Photographie négatif sur verre ; 13 x 18 cm
BnF, Estampes et photographie, EST EI-13 (268)
© Bibliothèque nationale de France
Depuis 1912, les socialistes et les opposants à la guerre manifestent régulièrement leur mécontentement en se retrouvant notamment sur la butte du Chapeau-Rouge, devenue le rendez-vous habituel des pacifistes.
Au début de 1913, l’Allemagne augmente ses effectifs militaires. Pour maintenir un nombre de soldats équivalent, la France envisage de prolonger d’un an le service militaire, le faisant passer à trois ans.

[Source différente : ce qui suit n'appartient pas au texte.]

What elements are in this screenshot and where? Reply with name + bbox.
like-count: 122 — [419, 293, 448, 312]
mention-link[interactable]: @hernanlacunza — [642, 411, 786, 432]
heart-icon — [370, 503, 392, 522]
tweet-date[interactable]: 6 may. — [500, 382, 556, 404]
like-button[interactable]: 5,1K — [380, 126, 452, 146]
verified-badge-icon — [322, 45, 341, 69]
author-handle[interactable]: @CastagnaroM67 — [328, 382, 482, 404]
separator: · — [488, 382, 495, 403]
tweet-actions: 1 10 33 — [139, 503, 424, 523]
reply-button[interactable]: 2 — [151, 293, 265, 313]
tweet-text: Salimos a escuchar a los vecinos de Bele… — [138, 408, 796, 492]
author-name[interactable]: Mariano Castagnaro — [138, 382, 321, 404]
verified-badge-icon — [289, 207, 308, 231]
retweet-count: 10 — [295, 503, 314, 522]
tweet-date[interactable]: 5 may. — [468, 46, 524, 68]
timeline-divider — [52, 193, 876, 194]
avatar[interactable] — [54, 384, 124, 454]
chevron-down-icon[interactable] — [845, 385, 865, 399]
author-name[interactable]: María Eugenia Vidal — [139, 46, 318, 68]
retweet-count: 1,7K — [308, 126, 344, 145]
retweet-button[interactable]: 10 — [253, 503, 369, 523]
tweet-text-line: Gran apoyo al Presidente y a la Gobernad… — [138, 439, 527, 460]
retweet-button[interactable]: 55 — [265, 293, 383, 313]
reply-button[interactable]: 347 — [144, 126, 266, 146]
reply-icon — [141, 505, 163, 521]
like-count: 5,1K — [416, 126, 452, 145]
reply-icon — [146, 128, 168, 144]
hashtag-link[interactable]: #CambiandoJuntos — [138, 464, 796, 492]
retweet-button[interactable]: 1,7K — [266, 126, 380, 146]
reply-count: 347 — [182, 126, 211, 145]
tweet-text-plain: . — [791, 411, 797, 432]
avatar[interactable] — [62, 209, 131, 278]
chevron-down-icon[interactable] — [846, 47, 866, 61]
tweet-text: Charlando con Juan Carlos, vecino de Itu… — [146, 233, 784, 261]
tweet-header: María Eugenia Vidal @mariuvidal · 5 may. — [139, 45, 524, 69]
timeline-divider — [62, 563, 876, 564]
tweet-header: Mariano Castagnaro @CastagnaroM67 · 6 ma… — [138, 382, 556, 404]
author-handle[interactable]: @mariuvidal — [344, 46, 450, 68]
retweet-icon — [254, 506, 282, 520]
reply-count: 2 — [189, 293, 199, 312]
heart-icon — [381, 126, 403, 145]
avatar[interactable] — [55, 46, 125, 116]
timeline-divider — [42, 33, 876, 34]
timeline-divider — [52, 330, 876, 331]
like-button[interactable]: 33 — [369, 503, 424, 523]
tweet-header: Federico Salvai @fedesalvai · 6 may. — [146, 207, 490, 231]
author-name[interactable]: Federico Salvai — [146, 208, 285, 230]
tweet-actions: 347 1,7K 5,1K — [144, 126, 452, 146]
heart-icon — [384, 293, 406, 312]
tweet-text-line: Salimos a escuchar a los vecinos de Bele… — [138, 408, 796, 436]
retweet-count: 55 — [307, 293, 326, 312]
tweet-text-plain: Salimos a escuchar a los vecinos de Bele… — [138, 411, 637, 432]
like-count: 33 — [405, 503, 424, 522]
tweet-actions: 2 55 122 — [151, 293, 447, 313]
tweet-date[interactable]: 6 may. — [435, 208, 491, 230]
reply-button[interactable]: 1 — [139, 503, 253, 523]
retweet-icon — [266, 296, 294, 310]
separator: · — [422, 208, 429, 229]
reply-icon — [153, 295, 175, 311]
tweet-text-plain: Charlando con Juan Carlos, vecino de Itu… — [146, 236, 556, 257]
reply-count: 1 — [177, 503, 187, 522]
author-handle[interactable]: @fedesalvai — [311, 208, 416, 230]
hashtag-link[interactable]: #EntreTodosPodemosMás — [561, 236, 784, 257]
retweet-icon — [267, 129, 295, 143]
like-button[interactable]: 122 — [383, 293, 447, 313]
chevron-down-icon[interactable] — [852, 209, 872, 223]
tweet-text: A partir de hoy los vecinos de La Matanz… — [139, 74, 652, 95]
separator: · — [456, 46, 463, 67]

Pour le président de la République, Raymond Poincaré, « il n’est possible à un peuple d’être efficacement pacifique qu’à la condition d’être toujours prêt à faire la guerre ». Un projet de loi est déposé le 6 mars à la Chambre des députés. Jaurès mobilise l’ensemble du mouvement ouvrier contre ce projet en réactivant son antimilitarisme et son pacifisme.
Dès le 16 mars 1913 se déroule à la butte du Chapeau-Rouge un rassemblement contre le projet de loi. "Le drapeau rouge, tout pur de marques et d’insignes, je retrouverai toujours pour lui l’œil que j’ai pu avoir à dix-sept ans, quand, au cours d’une manifestation populaire, aux approches de l’autre guerre, je l’ai vu se déployer par milliers dans le ciel bas du Pré-Saint-Gervais", témoignera André Breton.
Le congrès national de la SFIO, le 23 mars, marque également l’opposition farouche à cette loi.
Le rassemblement du 25 mai, initialement prévu salle Wagram, à Paris, pour commémorer la Commune de Paris, est interdit. Contournant l’interdiction, la manifestation est transformée en un rassemblement pacifiste à la butte du Chapeau-Rouge. Jaurès, hissé sur un camion armé d’un drapeau rouge, fait vibrer la foule.
Le projet sera finalement voté en juillet à la Chambre des députés par 339 voix contre 223, puis au sénat. Le 31 juillet 1914, Jaurès est assassiné par Raoul Vilain au café du Croissant à Paris.